How do you catechize during a time of pandemic?
Several months of enforced separation from their RCIA group or First Holy Communion class is not a contingency for which any catechist will likely have planned. Yet even as ordinary life changes beyond all recognition, Christ’s call to his faithful to grow deeper into relationship with him has remained constant—and so has the need for the catechesis that echoes that divine call in his Church.

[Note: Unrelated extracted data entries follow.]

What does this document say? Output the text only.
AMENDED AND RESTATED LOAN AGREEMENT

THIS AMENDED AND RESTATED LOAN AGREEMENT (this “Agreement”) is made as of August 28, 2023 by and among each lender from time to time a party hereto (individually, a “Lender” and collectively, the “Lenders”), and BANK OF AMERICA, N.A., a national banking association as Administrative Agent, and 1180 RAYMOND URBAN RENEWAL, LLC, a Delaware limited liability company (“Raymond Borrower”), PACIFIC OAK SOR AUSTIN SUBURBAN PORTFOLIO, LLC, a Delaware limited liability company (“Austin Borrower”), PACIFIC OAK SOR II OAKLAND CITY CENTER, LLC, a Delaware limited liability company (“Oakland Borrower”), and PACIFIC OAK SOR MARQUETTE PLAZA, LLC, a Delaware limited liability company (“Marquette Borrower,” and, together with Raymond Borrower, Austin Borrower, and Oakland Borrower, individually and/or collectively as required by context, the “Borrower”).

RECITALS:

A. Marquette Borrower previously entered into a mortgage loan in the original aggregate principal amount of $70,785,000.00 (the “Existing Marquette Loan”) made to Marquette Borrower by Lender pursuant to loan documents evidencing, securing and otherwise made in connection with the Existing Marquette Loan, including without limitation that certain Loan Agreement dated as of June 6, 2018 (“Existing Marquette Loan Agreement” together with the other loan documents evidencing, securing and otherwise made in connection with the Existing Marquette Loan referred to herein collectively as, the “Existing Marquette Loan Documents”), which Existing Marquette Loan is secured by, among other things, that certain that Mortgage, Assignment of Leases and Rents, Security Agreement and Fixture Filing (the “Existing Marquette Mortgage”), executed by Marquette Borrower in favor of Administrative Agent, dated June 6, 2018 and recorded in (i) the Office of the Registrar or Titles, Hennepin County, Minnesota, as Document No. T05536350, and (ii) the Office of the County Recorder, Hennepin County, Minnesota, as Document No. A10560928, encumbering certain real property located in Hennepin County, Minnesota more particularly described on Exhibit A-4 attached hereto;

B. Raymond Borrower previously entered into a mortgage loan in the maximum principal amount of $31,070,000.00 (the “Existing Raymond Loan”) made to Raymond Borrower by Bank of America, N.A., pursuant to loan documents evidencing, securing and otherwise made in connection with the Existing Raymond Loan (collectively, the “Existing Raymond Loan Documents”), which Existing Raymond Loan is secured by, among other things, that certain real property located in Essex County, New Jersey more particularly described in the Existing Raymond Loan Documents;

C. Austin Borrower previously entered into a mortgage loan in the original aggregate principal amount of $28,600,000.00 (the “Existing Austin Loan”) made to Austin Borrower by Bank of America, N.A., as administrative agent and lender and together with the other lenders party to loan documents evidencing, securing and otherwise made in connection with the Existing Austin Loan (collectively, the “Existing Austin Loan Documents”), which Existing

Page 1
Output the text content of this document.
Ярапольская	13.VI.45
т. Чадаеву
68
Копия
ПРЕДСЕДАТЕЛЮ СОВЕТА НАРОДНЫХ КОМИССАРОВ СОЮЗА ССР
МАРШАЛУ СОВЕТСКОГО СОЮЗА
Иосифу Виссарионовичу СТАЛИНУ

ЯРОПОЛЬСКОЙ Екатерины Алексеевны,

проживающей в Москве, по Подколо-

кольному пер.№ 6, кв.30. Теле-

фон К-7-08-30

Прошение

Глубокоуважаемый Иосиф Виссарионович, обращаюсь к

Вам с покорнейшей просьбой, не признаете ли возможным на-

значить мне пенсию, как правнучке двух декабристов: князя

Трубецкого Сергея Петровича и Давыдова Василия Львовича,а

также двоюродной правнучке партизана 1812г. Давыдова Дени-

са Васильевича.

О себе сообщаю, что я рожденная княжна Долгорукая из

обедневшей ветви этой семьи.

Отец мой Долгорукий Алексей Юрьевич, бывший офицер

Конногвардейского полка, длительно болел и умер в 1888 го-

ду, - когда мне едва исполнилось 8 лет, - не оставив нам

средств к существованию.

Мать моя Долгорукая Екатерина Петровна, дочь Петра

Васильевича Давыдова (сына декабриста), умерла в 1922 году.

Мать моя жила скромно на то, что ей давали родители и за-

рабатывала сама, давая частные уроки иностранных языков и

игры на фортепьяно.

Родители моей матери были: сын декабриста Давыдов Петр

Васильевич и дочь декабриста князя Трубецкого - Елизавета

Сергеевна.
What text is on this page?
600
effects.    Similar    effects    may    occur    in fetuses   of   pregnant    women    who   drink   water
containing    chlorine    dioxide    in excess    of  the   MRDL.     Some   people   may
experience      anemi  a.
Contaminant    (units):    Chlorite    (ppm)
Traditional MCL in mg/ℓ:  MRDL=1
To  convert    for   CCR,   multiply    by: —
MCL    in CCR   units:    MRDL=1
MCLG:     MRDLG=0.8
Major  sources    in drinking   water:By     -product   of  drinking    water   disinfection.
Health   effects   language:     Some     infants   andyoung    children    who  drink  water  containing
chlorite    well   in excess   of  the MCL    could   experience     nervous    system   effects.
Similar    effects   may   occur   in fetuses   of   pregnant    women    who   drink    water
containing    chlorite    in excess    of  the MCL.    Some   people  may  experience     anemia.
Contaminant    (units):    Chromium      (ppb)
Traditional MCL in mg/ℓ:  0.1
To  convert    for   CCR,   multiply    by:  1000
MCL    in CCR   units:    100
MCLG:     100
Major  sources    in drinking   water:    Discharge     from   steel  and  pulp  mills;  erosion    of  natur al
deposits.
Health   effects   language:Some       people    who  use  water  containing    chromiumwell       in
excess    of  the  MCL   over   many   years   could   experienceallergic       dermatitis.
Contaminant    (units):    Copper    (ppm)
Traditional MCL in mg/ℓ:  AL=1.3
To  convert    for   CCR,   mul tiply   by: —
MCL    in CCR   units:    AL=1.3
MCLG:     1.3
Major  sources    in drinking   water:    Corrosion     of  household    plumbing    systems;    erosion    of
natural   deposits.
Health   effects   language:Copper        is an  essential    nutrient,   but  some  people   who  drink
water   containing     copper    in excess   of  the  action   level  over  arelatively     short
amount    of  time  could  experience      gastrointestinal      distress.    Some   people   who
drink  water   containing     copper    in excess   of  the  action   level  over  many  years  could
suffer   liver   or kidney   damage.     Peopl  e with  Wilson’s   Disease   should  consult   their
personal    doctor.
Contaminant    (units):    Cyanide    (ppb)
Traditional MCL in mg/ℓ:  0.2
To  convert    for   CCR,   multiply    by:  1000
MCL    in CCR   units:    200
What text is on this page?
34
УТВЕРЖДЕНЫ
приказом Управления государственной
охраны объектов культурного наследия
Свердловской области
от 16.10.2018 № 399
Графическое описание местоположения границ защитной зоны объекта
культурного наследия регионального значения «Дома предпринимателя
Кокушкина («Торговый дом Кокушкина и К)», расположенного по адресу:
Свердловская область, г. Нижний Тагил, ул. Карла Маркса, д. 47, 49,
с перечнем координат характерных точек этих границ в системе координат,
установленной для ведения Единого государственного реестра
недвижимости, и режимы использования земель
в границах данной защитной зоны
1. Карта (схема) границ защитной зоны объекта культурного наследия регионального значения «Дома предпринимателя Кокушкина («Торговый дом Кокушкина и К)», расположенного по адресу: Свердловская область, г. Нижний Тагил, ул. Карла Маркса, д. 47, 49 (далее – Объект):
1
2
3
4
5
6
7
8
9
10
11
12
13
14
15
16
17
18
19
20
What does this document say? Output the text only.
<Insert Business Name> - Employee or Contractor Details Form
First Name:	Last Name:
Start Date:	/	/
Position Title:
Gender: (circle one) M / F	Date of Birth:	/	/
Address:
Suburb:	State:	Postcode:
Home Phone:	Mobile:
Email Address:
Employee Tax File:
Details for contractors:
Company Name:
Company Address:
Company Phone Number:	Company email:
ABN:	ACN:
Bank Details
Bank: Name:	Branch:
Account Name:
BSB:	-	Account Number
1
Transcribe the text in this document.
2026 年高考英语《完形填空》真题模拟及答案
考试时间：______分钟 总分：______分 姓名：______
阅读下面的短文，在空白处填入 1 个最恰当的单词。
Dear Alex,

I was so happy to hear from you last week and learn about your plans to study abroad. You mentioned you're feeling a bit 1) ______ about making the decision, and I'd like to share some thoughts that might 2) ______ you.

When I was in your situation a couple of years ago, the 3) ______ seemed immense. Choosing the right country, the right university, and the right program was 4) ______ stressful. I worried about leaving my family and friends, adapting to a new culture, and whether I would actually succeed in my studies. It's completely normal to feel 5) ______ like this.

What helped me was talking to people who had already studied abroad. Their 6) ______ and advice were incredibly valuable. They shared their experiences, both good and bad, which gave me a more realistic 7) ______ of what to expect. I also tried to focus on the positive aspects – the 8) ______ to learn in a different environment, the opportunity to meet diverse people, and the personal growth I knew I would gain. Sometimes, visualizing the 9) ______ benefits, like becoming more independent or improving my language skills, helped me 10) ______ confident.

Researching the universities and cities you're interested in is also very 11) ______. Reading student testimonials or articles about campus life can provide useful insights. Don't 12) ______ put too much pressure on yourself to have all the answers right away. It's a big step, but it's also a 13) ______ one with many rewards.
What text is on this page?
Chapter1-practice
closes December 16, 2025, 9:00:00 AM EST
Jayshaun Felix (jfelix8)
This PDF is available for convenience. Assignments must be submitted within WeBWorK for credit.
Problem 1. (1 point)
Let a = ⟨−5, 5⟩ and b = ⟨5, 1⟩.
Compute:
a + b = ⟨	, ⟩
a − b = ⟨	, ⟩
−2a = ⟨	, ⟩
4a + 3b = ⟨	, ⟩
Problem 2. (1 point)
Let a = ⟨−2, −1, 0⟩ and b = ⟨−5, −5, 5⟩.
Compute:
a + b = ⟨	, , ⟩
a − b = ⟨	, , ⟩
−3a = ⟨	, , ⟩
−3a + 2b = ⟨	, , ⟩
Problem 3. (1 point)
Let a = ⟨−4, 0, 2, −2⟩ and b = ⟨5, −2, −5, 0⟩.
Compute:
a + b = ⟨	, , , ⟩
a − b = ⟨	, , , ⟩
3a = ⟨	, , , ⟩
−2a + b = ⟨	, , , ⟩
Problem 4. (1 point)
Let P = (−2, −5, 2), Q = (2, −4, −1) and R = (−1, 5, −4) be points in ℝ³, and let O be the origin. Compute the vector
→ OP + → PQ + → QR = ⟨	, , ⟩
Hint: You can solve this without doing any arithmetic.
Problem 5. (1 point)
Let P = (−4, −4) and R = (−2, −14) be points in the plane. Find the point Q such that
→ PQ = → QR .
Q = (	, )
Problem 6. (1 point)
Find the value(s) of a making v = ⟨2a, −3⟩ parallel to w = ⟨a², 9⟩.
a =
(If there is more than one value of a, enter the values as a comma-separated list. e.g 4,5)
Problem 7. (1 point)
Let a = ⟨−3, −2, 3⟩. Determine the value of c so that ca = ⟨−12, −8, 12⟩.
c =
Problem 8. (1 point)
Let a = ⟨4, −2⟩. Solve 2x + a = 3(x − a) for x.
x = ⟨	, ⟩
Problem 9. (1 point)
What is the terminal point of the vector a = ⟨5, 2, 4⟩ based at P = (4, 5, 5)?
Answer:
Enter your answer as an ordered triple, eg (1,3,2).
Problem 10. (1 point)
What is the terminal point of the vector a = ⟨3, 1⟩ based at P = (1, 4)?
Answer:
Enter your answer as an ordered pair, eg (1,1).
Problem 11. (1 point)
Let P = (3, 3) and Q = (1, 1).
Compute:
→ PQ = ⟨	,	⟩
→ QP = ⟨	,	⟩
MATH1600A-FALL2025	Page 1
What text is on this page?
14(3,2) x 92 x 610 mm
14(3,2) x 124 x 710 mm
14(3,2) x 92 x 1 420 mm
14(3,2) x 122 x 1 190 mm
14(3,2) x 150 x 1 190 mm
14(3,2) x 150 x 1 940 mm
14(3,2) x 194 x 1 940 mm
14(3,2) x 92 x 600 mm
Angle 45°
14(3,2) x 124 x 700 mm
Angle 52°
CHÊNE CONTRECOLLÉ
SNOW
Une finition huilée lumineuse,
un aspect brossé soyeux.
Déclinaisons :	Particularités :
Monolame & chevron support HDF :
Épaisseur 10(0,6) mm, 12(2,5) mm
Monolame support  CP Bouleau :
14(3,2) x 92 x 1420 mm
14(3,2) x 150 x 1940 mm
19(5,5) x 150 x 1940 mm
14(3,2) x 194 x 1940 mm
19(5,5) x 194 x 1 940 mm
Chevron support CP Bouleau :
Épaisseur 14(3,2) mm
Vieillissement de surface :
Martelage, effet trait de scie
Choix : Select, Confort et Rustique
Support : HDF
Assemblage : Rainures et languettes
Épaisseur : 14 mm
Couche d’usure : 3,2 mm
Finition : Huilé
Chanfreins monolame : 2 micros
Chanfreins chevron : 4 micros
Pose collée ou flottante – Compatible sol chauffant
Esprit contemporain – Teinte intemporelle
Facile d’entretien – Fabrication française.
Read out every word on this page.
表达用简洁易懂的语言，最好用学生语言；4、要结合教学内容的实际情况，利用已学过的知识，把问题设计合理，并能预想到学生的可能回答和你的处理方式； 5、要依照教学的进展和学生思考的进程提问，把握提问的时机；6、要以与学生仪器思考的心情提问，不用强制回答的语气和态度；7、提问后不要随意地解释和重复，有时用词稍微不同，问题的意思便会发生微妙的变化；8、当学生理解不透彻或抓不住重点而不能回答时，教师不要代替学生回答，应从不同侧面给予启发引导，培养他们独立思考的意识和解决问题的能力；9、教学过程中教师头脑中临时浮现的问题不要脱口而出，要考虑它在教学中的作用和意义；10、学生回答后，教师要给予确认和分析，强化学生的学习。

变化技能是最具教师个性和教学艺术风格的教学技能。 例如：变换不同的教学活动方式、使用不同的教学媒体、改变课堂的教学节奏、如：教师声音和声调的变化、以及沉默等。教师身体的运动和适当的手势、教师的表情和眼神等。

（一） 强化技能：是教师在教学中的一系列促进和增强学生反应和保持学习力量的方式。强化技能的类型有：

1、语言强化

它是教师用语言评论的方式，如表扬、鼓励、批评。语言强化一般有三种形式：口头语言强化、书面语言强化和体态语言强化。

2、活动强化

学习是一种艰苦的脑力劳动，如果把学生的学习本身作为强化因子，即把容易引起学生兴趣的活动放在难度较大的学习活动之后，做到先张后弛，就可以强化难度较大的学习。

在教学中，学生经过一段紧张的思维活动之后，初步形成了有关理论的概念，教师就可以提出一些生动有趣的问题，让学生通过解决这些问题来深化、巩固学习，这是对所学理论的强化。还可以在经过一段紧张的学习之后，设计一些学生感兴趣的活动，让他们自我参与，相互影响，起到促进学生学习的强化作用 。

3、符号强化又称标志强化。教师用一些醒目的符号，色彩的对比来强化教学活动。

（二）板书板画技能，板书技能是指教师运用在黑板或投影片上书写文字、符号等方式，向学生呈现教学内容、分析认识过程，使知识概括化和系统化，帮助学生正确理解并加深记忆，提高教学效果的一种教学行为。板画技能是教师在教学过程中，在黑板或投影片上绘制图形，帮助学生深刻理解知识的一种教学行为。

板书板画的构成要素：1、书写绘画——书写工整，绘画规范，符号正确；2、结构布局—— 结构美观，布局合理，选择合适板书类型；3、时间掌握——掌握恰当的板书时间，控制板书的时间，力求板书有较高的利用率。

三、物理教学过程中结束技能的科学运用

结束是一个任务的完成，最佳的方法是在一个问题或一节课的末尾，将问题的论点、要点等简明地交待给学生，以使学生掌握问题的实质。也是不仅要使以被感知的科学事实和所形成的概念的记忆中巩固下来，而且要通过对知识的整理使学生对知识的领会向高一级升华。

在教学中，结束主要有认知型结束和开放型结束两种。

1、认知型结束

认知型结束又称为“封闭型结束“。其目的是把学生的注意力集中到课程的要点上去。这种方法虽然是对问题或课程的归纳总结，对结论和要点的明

The grim reality of lockdown has prompted an immediate and inventive response from catechists. In the Diocese of Portsmouth, UK, this response has taken various forms. An examination of how catechists in the diocese have responded to the crisis not only provides ample examples of ways in which catechesis can be adapted to a lockdown or quarantine situation—of which the international response to COVID-19 may not be the last—but also highlights the difficulties and challenges such “lockdown catechesis” poses and what it reveals about the practice of catechesis more broadly.
Catechesis in the United Kingdom
Lockdown began in the UK on March 23, 2020, with the closure of businesses, facilities, and places of worship, and the prohibition of all non-essential travel. At the time, RCIA catechists were getting ready to welcome their catechumens and candidates into the Church at the upcoming Easter Vigil, while First Holy Communion and Confirmation catechists were preparing their candidates for reception of the sacraments in the summer or early autumn. Catechists in the UK operate within a context that is distinctly challenging even without the added burden of lockdown: of the 3.129 million people living in the Diocese of Portsmouth, only 230,000 are Catholic—and of that number only 13 percent (29,000) practice their faith. Catechists are normatively unpaid volunteers who fit their catechetical responsibilities around busy professional and family lives.
In Portsmouth, catechesis is supported by a team called Formation for Mission, a diocesan-wide group of experienced volunteers dedicated to the ongoing formation of catechists. Six members of the Formation for Mission team, who are active in various ministries in parishes across the diocese, shared their experiences of lockdown with me: how they have adapted, what they have learned, and how those lessons of lockdown might change their catechesis in the long term.
Moving Catechesis Online
Without exception, the catechists I spoke to have made extensive use of digital communication, primarily email and the video-conferencing platform Zoom, to stay in touch—but in ways that differ according to their specific ministry.
First Holy Communion (FHC) catechists, for instance, have mostly used email to continue a structured, lesson-based catechesis for the children they are instructing. Jo, a FHC catechist in Alton, uses email to send out “an outline of a lesson for the parents to do with their children” each week, together with an invitation “for some sort of response from the children which the parents can send to me.” Mary, a Baptism and FHC catechist in East Hendred, records sessions of Come Follow Me’s sacramental preparation program, I Want to Make My Home in You—a Scripture-based program making use of large card silhouettes of Scriptural figures—and sends them “to the parents via email to play to their children, along with photographs of the silhouettes.” Angela, a FHC catechist in Southampton with additional responsibilities for parental catechesis, sends weekly emails containing links to online resources for deepening understanding of the faith, as well as suggestions for child-friendly catechetical activities: for instance, “writing letters to elderly parishioners or prayer partners in their parish.”